In tutta questa strana situazione, anche il neo tecnico Zauli, dal suo arrivo in panchina, non è riuscito ancora a trasmettere niente di originale anzi, al contrario, invece che stabilità di risultati e progressivo miglioramento nella realizzazione del gioco, le prestazioni dei Grifoni sono rimaste le stesse.

Quindi, neanche quella continuità nella scelta degli undici iniziali fatta da subito da Zauli in chiaro contrasto con quanto faceva il tecnico Formisano, ha prodotto gli effetti nonostante qualche accenno di risultato si sia anche intravisto.

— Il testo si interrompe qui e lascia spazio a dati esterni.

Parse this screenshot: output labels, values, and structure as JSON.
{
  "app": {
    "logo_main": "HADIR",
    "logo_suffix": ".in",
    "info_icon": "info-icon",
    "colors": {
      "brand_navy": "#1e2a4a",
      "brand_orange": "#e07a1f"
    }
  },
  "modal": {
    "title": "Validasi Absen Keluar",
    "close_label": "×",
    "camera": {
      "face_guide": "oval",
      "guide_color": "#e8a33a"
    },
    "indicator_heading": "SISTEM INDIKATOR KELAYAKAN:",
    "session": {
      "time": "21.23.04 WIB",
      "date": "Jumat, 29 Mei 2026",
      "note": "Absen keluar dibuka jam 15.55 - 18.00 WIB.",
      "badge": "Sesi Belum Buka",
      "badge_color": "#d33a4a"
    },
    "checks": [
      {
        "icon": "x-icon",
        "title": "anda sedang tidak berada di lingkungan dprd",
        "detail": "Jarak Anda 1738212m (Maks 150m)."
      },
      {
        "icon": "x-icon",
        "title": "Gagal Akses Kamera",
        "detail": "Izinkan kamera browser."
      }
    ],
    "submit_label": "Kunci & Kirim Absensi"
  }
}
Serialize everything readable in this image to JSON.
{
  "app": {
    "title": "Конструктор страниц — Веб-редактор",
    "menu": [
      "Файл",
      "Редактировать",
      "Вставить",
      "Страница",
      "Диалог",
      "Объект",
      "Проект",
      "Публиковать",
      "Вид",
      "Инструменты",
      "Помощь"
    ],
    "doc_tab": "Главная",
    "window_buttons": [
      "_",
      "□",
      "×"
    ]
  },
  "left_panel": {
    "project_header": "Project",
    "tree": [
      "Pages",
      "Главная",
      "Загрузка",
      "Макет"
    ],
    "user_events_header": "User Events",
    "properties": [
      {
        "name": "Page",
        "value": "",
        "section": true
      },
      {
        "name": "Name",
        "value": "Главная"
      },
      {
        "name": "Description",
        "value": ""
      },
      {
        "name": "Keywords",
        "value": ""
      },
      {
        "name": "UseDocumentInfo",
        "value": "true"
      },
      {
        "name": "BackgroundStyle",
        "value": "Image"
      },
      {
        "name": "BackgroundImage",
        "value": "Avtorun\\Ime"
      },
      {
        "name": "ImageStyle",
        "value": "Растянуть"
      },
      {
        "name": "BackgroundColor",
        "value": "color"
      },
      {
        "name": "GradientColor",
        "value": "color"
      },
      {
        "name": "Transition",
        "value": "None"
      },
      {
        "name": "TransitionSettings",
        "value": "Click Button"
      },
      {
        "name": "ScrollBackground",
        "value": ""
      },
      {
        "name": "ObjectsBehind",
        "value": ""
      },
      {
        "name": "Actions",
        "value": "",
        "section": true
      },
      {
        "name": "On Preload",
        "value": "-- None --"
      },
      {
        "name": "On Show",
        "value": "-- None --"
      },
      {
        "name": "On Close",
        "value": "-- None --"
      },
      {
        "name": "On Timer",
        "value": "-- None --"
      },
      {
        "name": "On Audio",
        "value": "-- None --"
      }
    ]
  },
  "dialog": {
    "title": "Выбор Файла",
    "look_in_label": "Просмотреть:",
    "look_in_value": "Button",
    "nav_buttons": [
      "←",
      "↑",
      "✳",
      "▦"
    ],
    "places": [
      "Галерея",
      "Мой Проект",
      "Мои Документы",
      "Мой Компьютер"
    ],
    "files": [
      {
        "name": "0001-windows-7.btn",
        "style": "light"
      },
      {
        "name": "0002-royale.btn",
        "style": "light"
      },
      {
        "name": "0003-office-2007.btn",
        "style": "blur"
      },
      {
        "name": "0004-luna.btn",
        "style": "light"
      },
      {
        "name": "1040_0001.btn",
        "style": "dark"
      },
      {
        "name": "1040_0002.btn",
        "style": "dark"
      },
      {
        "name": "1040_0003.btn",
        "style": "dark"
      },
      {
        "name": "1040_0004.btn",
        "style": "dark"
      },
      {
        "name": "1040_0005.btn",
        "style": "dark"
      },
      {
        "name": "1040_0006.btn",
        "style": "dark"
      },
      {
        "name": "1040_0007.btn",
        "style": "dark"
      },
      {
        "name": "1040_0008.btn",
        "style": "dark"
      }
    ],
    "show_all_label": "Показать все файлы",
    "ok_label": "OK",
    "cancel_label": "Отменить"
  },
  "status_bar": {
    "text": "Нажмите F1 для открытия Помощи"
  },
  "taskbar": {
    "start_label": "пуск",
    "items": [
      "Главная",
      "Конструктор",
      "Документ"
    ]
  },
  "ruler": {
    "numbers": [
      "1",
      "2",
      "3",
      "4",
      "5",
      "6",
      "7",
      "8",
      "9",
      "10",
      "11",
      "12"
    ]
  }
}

Quanto alla partita di Gubbio, al minuto 14 del primo tempo, la sorte ha voluto che il difensore Riccardi si facesse male costringendolo ad uscire anzitempo dal campo. Questa disavventura, che si è aggiunta alle tante sventure di questa stagione, ha visto il Perugia giocare una gara che sembrava mantenersi in una situazione del “se tu non tocchi a me io non tocco a te”. Ma così non è stato perché, dopo l’ espulsione di Torrasi avvenuta al 73°minuto di gioco, il Gubbio non ha fatto sconti e cercato con forza la via della rete cosa che il Perugia con il suo solito lento tergiversare giro-palla non ha saputo realizzare.

La cronaca dice poi che, come era successo in una occasione del primo tempo, era sui piedi di Montevago al 82’ ma anche Di Maggio al 66’ che capitavano due importanti occasioni da rete.

La traversa colpita da David in avvio di ripresa ed un’altra occasione capitata sui piedi di Tozzuolo dopo un errore difensivo di Amoran avrebbero potuto anche accontentare un po’ tutti se non che, a partita finita, dopo una ripartenza eugubina che chiudeva un doppio tentativo di attacco biancorosso (punizione dal limite calciata malissimo e successivo calcio d’angolo privo di pericolosità) arrivava la rete della vittoria con il numero otto eugubino che metteva fine con un colpo di testa a pochi metri da Gemello ad un doppio cross in area che vedeva incapace la difesa biancorossa nell’ allontanare la palla dalla propria area di rigore.

L’esultanza finale era quindi tutta per il pubblico di casa mentre al popolo perugino non restava altro che raccogliere le proprie ferite, le ennesime e sperare che qualcosa cambi dal mercato di riparazione.

Promossi: Montevago (anche sempre troppo solo)-Dell’Orco (tornato in campo dopo tanto tempo è andato benino)- Gemello e nessun altro.

Bocciati: Zauli (soprattutto perché dopo l’espulsione la logica diceva di togliere uno davanti per inserire qualcuno a centrocampo o in difesa ma non è stato fatto) e tutti gli altri che hanno giocato. Sufficienze? Per carità, doveva essere la svolta e…lo è stato.